Learn To Accept Impermanence, The Death Of Everything.

Some doomers keep yelling on the internet that the end is nigh and there is no hope. I was one of them. I now realize they haven't truly accepted the end of humanity. Otherwise they would just make the best of the time left, instead of wasting it shouting and complaining about the inevitable.

Thich Nhat Hanh says nothing really dies. It just transforms into something different. It's never gone. I disagree, and I think he is just appeasing people. Something is truly lost when a being dies. Even if their molecules keep circulating through the biosphere. Even if information is never lost. They are dead forever.

James Hansen, the godfather of climate change science, published a paper predicting future global temperature rise using paleontology (historical data like fossil plants) instead of the incomplete computer simulations. He predicted that if we stop emitting green house gasses now, and use aerosols to limit warming (cloud seeding), we are headed for a new equilibrium global temperature of 8°C warming above pre-industrial baseline. That would mean the end of agriculture as we know it.

Depending on which paper, the current warming is happening tens to hundreds of times faster than the global warming event that caused the End Permian mass extinction that killed 96% of life. That was right before the age of dinosaurs.

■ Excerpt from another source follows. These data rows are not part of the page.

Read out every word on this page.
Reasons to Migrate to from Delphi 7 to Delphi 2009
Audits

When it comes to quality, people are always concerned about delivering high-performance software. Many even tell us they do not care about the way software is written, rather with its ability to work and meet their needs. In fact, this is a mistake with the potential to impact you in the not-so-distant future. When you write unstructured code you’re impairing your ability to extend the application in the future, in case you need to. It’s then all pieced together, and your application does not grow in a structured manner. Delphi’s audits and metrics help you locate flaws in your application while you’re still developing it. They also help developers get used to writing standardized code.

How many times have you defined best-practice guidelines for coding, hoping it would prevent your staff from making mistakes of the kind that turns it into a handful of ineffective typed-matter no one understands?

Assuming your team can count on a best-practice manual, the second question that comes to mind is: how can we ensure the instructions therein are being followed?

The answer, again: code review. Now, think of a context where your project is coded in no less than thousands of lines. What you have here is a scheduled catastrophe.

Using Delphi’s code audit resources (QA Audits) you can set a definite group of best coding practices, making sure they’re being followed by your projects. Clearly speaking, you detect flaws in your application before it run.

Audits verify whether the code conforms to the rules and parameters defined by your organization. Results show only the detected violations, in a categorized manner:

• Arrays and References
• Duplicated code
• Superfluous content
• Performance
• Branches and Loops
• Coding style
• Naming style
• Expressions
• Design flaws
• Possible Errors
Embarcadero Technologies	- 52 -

Between 1970 and 2020, humans eradicated 73% of wildlife, as an average per vertibrate species. The planet is dying faster than at any time in history. It took at least 40 000 years for the dinosaurs to perish (except for birds), in comparison. That used to be the fastest mass extinction, with 75% of life killed. We did it in 50 years.

We also have peak fuel and peak fertilizer and peak soil in the pipeline. A paper I saw predicted a 7% drop in atmospheric oxygen by 2100. The oceans are dying. We are fucked.

Symptoms of grief include: denial, anger, bargaining, depression and acceptance. These come and go in no particular order. I practice accepting impermanence. Greta hasn't accepted it, yelling at windmills, writing manuals of how we are going to prevent what already happened. It's like trying to stop the earth from spinning with willpower.

I am grateful that I get to be alive at this time. I'm on the peak, I see the past and the future of life on earth, of humanity. It's a privilege. All this knowledge and insight at my fingertips.

My friend pressured me to read the Hermann Hesse book "Siddhartha". It's a book full of wisdom. One of the lessons is: you have no control over this thing. I really recommend it. Thank you, friend.

Live in the present moment. Make the best of our short time being alive. Buy the ticket, take the ride, and realize: it's just a ride. Stop worrying, and learn to love the sixth mass extinction.